What is the core problem you are solving? Why is this a big problem? What made you decide to work on it?

Merely two years ago, the National Collegiate Athletic Association (NCAA)—governing body of college sports—officially allowed athletes to earn an income beyond their scholarships, per their NIL (name, image, and likeness) Policy. What was originally meant as a way to allow college athletes to make money through brand endorsements and custom merch, quickly divulged into universities inducing top recruits to come to their school through massive contracts. How? A bylaw loophole that created ‘Collectives:’ big-pocket donors pooling their money, using this pool as financial leverage to pledge money to top recruits to entice them to come to their school.
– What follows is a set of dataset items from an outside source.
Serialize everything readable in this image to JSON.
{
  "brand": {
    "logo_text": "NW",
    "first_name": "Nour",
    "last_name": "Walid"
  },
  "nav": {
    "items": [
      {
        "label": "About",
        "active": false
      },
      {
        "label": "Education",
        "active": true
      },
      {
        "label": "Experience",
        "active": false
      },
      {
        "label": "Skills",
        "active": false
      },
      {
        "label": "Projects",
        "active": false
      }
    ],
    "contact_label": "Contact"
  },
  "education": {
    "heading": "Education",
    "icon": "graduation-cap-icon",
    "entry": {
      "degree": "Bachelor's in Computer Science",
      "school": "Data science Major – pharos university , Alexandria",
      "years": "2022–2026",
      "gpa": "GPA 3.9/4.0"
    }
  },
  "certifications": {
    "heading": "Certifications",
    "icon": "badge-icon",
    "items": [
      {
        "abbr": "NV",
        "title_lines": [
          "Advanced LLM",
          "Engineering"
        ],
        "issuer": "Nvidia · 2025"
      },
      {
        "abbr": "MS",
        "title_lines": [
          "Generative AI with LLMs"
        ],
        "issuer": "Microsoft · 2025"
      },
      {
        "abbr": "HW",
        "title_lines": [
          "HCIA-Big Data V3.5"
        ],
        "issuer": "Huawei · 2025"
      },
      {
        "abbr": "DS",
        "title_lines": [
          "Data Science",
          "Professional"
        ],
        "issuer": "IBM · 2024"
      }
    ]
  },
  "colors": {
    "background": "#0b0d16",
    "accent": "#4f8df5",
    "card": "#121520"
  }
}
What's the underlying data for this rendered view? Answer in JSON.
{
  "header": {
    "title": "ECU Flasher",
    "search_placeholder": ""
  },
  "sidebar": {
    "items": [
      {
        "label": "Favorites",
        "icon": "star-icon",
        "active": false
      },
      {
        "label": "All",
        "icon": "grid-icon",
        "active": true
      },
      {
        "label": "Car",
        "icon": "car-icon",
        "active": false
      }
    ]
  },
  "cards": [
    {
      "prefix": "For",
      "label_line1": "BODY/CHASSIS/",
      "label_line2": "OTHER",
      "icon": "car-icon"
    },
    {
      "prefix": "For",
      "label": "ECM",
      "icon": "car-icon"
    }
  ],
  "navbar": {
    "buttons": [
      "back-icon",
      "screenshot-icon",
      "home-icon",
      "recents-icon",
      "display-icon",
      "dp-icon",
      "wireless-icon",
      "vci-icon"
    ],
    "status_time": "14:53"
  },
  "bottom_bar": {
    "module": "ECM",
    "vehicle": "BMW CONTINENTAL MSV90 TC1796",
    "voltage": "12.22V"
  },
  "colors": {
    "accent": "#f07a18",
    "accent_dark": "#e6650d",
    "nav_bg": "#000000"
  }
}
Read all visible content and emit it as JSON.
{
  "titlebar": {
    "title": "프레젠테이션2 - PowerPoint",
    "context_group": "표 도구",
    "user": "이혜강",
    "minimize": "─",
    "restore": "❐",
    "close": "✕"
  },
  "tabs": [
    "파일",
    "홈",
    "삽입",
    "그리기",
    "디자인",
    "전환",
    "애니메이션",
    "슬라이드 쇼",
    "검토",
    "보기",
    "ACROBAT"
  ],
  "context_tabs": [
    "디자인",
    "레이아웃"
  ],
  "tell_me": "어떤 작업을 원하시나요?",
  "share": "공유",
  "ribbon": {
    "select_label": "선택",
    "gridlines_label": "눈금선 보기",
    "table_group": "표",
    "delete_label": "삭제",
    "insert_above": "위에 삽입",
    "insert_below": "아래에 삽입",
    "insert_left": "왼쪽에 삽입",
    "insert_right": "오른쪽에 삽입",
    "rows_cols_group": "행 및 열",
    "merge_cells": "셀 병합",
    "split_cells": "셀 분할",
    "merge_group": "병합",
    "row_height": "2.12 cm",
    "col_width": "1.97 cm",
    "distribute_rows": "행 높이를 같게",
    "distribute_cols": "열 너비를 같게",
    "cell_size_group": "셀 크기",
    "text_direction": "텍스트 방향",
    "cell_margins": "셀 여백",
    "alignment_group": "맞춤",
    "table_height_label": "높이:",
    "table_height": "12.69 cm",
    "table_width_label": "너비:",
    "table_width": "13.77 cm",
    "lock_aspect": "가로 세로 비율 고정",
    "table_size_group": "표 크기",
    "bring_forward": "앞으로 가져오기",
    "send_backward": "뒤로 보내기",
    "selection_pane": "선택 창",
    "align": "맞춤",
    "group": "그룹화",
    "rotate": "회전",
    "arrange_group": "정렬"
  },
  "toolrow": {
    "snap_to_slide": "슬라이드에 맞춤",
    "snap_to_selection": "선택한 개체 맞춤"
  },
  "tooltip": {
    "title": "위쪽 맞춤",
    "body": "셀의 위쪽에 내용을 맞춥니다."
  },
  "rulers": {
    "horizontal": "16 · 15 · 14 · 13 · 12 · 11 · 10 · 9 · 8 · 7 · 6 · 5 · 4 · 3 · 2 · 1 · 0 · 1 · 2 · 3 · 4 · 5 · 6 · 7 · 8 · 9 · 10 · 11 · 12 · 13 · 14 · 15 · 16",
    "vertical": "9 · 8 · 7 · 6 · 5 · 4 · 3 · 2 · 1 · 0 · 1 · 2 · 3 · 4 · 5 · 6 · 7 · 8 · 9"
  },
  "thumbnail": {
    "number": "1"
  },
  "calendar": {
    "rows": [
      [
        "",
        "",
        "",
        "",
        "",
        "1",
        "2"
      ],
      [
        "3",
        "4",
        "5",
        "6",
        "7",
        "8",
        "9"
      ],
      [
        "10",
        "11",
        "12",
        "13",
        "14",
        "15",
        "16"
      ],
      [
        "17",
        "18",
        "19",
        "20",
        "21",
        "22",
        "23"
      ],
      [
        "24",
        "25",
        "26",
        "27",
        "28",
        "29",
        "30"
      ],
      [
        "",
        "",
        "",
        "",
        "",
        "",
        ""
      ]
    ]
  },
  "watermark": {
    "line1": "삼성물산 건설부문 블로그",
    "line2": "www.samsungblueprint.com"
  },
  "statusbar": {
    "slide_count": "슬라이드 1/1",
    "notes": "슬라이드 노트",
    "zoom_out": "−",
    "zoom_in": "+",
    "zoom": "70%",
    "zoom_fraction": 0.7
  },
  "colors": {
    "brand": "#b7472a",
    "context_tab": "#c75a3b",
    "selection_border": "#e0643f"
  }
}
And the same regulatory gray area that made Collectives ‘legal’ reflects the gray area in which they operate: Not Inclusive (collectives restrict membership to specific athletes in select sports — top 1%), Not Athlete-Friendly (predatory terms include short-term contracts, payback clauses, and forced exclusive NIL rights ownership), Not Fan-Friendly (collectives control allocations and only let donors donate to ‘the general fund’—with no transparency). While the opportunity for a new free agency of college sports is enticing—today’s status quo runs it through these ‘Collectives’ (shady middlemen via under-the-table, predatory contracts) and leaves fans behind. That’s where FanCave comes in.